2003 Seattle Annual Meeting (November 2–5, 2003)

Paper No. 4
Presentation Time: 8:55 AM

A COMPARISON OF THE USE OF RADAR IMAGES AND NEUTRON PROBE DATA TO DETERMINE SPATIAL VARIABILITY IN WATER CONTENT AT HANFORD


KNIGHT, Rosemary1, IRVING, James1, TERCIER, Paulette2, FREEMAN, Gene3, MURRAY, Chris4 and ROCKHOLD, Mark3, (1)Geophysics, Stanford Univ, Mitchell Building, Room 360, Stanford, CA 94305, (2)7764 Elford Ave, Burnaby, BC V3N-4B7, Canada, (3)Pacific Northwest National Lab, P.O. Box 999, MS K9-36, Richland, WA 99352, (4)Pacific Northwest National Lab, P.O. Box 999, MS K6-81, Richland, WA 99352, rknight@stanford.edu

Surface-based ground penetrating radar (GPR) data were collected at the Sisson and Lu Injection Test Site in the 200 East Area at Hanford to assess the use of radar images as a means of quantifying the subsurface distribution in water content (qw). Available at the test site were two sets of water content data derived from neutron probe measurements that had been made to a depth of ~18 m in 32 wells.

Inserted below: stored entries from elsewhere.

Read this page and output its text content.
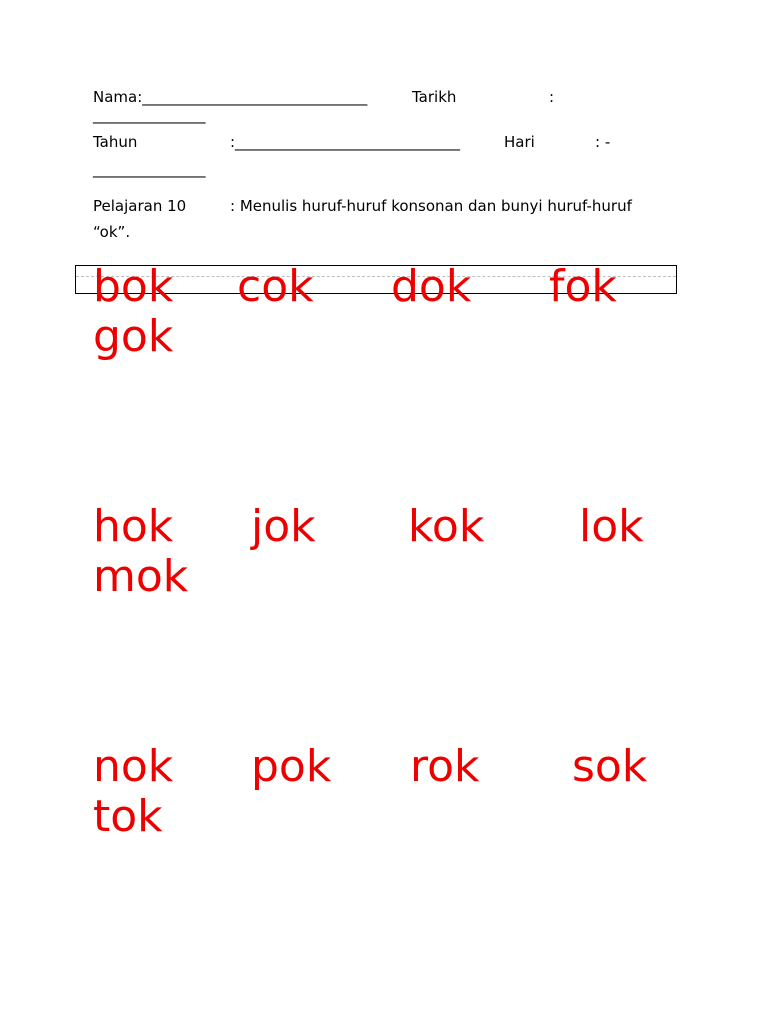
Nama:______________________________	Tarikh	:
_______________
Tahun	:______________________________	Hari	: -
_______________
Pelajaran 10	: Menulis huruf-huruf konsonan dan bunyi huruf-huruf
“ok”.
bok cok dok fok
gok
hok jok kok lok
mok
nok pok rok sok
tok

The first question we asked: Do the locations and amplitudes of the reflections in the radar data correspond to changes in qw? In order to address this issue, the probe-derived water content data were used to generate synthetic radar data, i.e. the radar data that would be obtained if qw alone were controlling the radar response. Many of the features in the synthetic radar data were found to be present in the acquired 30 m radar section indicating that the amplitudes and locations of the radar reflections do correspond to changes in subsurface qw. This observed correspondence led to the second part of the study. We tested the idea that quantifying the spatial distribution of the radar reflections, in terms of the horizontal correlation structure, could be used to quantify the correlation structure in subsurface qw.

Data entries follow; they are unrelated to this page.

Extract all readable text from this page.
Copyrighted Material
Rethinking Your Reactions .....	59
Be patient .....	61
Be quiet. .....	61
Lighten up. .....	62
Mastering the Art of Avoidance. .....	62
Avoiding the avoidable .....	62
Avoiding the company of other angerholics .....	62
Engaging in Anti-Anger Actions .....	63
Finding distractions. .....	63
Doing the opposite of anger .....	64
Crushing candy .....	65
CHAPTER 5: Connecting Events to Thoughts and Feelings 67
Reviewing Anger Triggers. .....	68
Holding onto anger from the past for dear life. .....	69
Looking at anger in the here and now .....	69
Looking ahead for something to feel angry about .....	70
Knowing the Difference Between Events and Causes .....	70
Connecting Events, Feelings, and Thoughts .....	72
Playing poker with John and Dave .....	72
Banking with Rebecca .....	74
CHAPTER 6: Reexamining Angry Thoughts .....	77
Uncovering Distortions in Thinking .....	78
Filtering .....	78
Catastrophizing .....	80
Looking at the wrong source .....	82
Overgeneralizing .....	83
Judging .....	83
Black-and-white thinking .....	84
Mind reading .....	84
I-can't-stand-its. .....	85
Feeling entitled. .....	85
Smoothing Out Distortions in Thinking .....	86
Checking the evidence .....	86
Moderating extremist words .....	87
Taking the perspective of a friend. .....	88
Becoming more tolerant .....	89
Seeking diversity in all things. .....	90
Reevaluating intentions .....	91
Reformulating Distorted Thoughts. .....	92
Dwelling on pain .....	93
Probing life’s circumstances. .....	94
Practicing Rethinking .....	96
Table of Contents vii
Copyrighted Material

Geostatistical analysis was conducted of the two sets of qw- values and of the amplitudes of the reflections in the radar section. The geostatistical analysis of the radar reflection image yielded a correlation structure similar to that obtained from neutron probe-derived qw values, with a correlation length on the order of 10 to 14 m seen in both data sets. The limited horizontal extent of both the neutron probe data (~16 m) and radar data (30 m), relative to the correlation length, suggests that the true correlation length of the subsurface water content may be underestimated in modeling the semivariograms of both data sets. The radar data, with a sample spacing of 20 cm (compared to ~2 m for the probe data) provided additional evidence of structure at the sub-meter scale. We conclude that surface-based radar should be further explored for use at Hanford and at other sites where measurements obtained in wells are insufficient to provide the required detailed information about spatial variability in qw.